Si les hommes électeurs ne sont point garantis contre les variations du vent, c’est parce qu’ils ne savent point se servir de leur vote. Suivant la main qui la tient, une même plume écrit des phrases bien différentes. Ainsi il en est du suffrage qui, limité à une infime minorité d’hommes, ne peut d’ailleurs donner les résultats du suffrage universalisé à tous les hommes et à toutes les femmes.

Parce que les femmes sont tenues hors du droit commun politique, elles risquent de perdre leur situation. En 1897, on a enlevé aux personnes ne jouissant pas de leurs droits politiques, c’est-à-dire aux femmes, le droit de tenir un bureau de placement.
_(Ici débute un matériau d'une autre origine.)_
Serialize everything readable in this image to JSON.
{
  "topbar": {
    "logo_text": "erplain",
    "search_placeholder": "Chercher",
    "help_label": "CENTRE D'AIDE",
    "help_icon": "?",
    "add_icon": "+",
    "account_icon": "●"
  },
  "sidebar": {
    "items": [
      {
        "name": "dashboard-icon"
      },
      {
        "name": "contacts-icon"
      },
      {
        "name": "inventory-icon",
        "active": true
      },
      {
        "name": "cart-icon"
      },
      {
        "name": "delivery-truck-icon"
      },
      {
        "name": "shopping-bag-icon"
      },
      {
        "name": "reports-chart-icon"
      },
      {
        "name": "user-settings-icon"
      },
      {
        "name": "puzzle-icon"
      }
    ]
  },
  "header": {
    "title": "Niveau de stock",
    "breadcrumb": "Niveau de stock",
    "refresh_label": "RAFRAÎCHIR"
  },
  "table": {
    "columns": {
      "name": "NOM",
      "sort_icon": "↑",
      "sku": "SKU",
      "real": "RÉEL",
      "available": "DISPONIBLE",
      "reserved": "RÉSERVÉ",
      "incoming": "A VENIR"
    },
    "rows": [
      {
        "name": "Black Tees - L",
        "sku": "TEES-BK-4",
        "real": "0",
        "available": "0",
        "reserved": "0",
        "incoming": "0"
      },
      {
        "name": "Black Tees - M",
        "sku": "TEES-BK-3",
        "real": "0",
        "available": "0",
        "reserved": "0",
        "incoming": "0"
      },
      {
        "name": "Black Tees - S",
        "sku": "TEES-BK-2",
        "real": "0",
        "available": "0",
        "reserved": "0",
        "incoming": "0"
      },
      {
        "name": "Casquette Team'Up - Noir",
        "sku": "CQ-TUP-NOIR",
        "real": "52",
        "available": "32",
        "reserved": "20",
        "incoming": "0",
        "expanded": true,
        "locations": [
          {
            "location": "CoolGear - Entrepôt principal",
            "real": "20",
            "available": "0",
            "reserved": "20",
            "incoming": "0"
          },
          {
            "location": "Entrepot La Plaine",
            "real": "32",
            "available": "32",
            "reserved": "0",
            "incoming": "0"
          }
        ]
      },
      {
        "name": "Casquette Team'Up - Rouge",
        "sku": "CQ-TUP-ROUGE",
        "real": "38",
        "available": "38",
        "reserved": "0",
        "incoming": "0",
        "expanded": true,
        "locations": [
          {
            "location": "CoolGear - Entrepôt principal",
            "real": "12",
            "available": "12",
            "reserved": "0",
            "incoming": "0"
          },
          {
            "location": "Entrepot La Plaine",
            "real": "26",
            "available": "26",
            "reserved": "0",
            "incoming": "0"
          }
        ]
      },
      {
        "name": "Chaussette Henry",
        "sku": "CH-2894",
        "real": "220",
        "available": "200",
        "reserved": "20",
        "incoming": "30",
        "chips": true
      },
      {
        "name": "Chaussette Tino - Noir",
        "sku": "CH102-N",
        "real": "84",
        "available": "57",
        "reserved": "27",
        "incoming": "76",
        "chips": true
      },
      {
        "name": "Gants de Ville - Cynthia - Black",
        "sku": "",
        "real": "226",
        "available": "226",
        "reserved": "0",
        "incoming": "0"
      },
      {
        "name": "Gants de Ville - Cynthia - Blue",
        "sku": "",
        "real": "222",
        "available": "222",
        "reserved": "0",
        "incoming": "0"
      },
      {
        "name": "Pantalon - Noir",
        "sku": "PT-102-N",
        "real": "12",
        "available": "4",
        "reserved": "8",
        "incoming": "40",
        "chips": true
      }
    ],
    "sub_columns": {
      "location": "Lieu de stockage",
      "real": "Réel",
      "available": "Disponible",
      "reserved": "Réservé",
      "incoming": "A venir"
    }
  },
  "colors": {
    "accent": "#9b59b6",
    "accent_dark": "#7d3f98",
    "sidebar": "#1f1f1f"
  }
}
A Paris seulement, plus de soixante placeuses—60 intermédiaires entre les offrant et les demandant de places—veuves, célibataires, abandonnées, divorcées ont été dépossédées de leur commerce lucratif sans recevoir aucune indemnité.

En faisant une loi sur les bureaux de placement, les législateurs avaient éliminé les femmes placeuses, afin qu’elles ne fassent point concurrence aux hommes placeurs auxquels une nouvelle autorisation a été délivrée, ce qui leur a permis d’obtenir une indemnité lors de la suppression de leur bureau.

La dépossession pour cause d’annulement politique des placeuses crée un précédent, qui peut permettre d’empêcher demain les logeuses, les hôtelières, les épicières, les marchandes de vin, les herboristes d’exercer leur profession parce qu’elles ne jouissent pas de leurs droits politiques.

Les députés peuvent tout faire aux femmes. Ils n’ont point de représailles à redouter, puisque les femmes ne votent pas.

L’évincement du sexe féminin d’une position pour cause d’inactivité politique est bien fait pour démontrer qu’il est impossible à la femme de prétendre à l’égalité économique tant qu’elle n’est pas en possession de ce passe-partout, le vote, qui ouvre toutes les portes aux travailleurs.

Vous dites que vous vous souciez peu de la politique. Mais la politique n’attend pas que vous alliez à elle, que vous vous occupiez d’elle. C’est elle qui va vous trouver chez vous pour vous enlever votre commerce, pour vous arracher des mains votre gain parce que vous ne contribuez pas à la diriger.

Les hommes même étrangers, peuvent, en se faisant naturaliser, exploiter leurs bureaux; tandis que les femmes nées en France, de parents français ont été dépossédées des leurs parce qu’elles ne jouissent pas dans leur propre pays des droits que peuvent obtenir les étrangers.

Que l’on aille donc soutenir que la politique n’intéresse pas les femmes, quand, parce qu’elles ne sont point admises à s’en occuper elles se voient retirer le pain de la bouche.